Valcareggi è triestino come Rocco, ma da un po’ ha messo la residenza a Firenze, un chilometro esatto da Coverciano. Ferruccio è un uomo di poche parole, uno a cui lo scontro proprio non piace. Il giornalista Ezio De Cesari lo ha ribattezzato “Zio Uccio”. Classe 1919, è stato prima calciatore, poi ha intrapreso la carriera di allenatore. Cinque anni fa è entrato nello staff di Mondino Fabbri, al Mondiale inglese ha fatto una relazione sulla Corea del Nord non completamente a fuoco: “Hanno un modo strano di correre e non li distingui uno dall’altro”. Ancora non è chiaro se abbia usato per i coreani anche l’espressione “Ridolini”, sta di fatto che di ritorno dall’Inghilterra l’Italia si è presa ortaggi e insulti a non finire. Valca nel 1968 ha però mostrato quanto vale come ct. Ha gestito alla grande i casi Riva e Mazzola che a un certo punto sembrava volessero abbandonare il ritiro. Nella finale bis ha fatto un capolavoro tattico, stravolgendo la formazione e inserendo Rosato davanti alla difesa. Dopo la vittoria di Roma, mentre tutti i calciatori e lo staff erano in campo a festeggiare, lui è rientrato in spogliatoio ed ha aspettato i suoi ragazzi per fargli i complimenti, dimenticandosi di andare a ritirare la coppa in tribuna.

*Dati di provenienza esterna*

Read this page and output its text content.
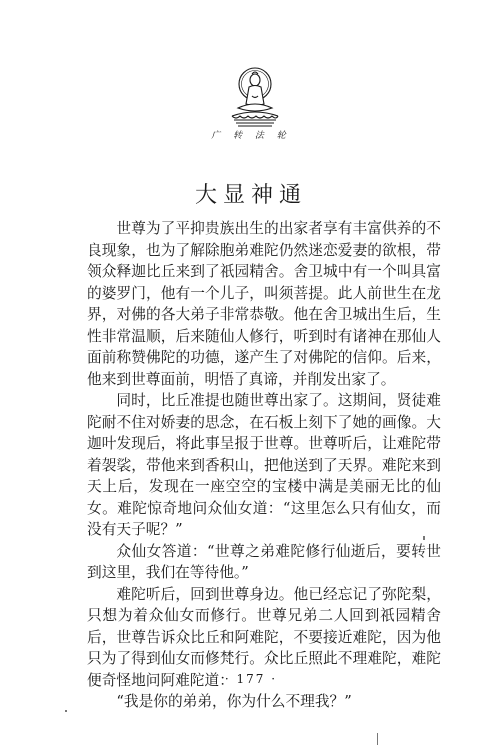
广 转 法 轮
大显神通

世尊为了平抑贵族出生的出家者享有丰富供养的不良现象，也为了解除胞弟难陀仍然迷恋爱妻的欲根，带领众释迦比丘来到了祇园精舍。舍卫城中有一个叫具富的婆罗门，他有一个儿子，叫须菩提。此人前世生在龙界，对佛的各大弟子非常恭敬。他在舍卫城出生后，生性非常温顺，后来随仙人修行，听到时有诸神在那仙人面前称赞佛陀的功德，遂产生了对佛陀的信仰。后来，他来到世尊面前，明悟了真谛，并削发出家了。

同时，比丘准提也随世尊出家了。这期间，贤徒难陀耐不住对娇妻的思念，在石板上刻下了她的画像。大迦叶发现后，将此事呈报于世尊。世尊听后，让难陀带着袈裟，带他来到香积山，把他送到了天界。难陀来到天上后，发现在一座空空的宝楼中满是美丽无比的仙女。难陀惊奇地问众仙女道：“这里怎么只有仙女，而没有天子呢？”

众仙女答道：“世尊之弟难陀修行仙逝后，要转世到这里，我们在等待他。”

难陀听后，回到世尊身边。他已经忘记了弥陀梨，只想为着众仙女而修行。世尊兄弟二人回到祇园精舍后，世尊告诉众比丘和阿难陀，不要接近难陀，因为他只为了得到仙女而修梵行。众比丘照此不理难陀，难陀便奇怪地问阿难陀道：

“我是你的弟弟，你为什么不理我？”

· 177 ·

I calciatori rimangono in piscina tutto il giorno. Niente giornalisti, ma seduti sulle sdraio ci sono molti addetti ai lavori come gli allenatori Armando Picchi, Nereo Rocco, Ettore Puricelli, Heriberto Herrera e il presidente del Cagliari Paolo Marras. “I ragazzi sono tranquilli. Il loro dovere l’hanno bell’e fatto, qualunque cosa succeda”, dice ai suoi colleghi Picchi, l’ex bandiera dell’Inter è appena stato messo sotto contratto dalla Juve. La vigilia è più movimentata in casa Rai, che da tempo ha optato per una sorta di staffetta tra le due voci principali per le par- tite della Nazionale. Due anni fa le due finali che sono servite all’Italia per portare a casa il titolo europeo sono state trasmesse con telecronaca di Nicolò Carosio (la prima), con quella di Nando Martellini (la seconda). Classe 1907, Carosio questo mestiere lo ha inventato lui. È il vecchio leone protagonista di tante teleradiocronache, comprese quelle dei due Mondiali vinti negli anni Trenta. Non gli manca tanto alla pensione.

Nando Martellini è più giovane di 14 anni, ma ha già una esperienza più che ventennale. Nel quarto di finale col Messico la telecronaca è stata di Martellini. La Rai tuttavia annuncia che sarà ancora lui al commento. Ma perché? Dopo aver fatto la prima dell’Italia, Carosio ha commentato come da accordi la terza del girone con Israele, finita 0-0. Il telecronista ha detto in diretta un paio di volte “etiope” ad uno dei due guardalinee, mostrando un po’ di astio per alcune scelte arbitrali. Si è sparsa la voce infondata che lo avesse invece chiamato in termini razzisti. Ci sono state polemiche anche sui giornali. Carosio è rimasto in Messico, ma dirottato allo stadio di Guadalajara per l’altra semifinale. Gli hanno tolto la Nazionale. Il 17 giugno Valcareggi scioglie i dubbi e opta, è la seconda volta di fila, per la staffetta. Dal primo minuto giocherà Mazzola. Rivera andrà in panchina ed entrerà nel secondo tempo. Sono gli stessi undici che hanno giocato col Messico. Gli azzurri scendono in campo all’Azteca in maglia e calzettoni azzurri e pantaloncini bianchi. Manca pochissimo alle 16 ed è già il momento degli inni ufficiali.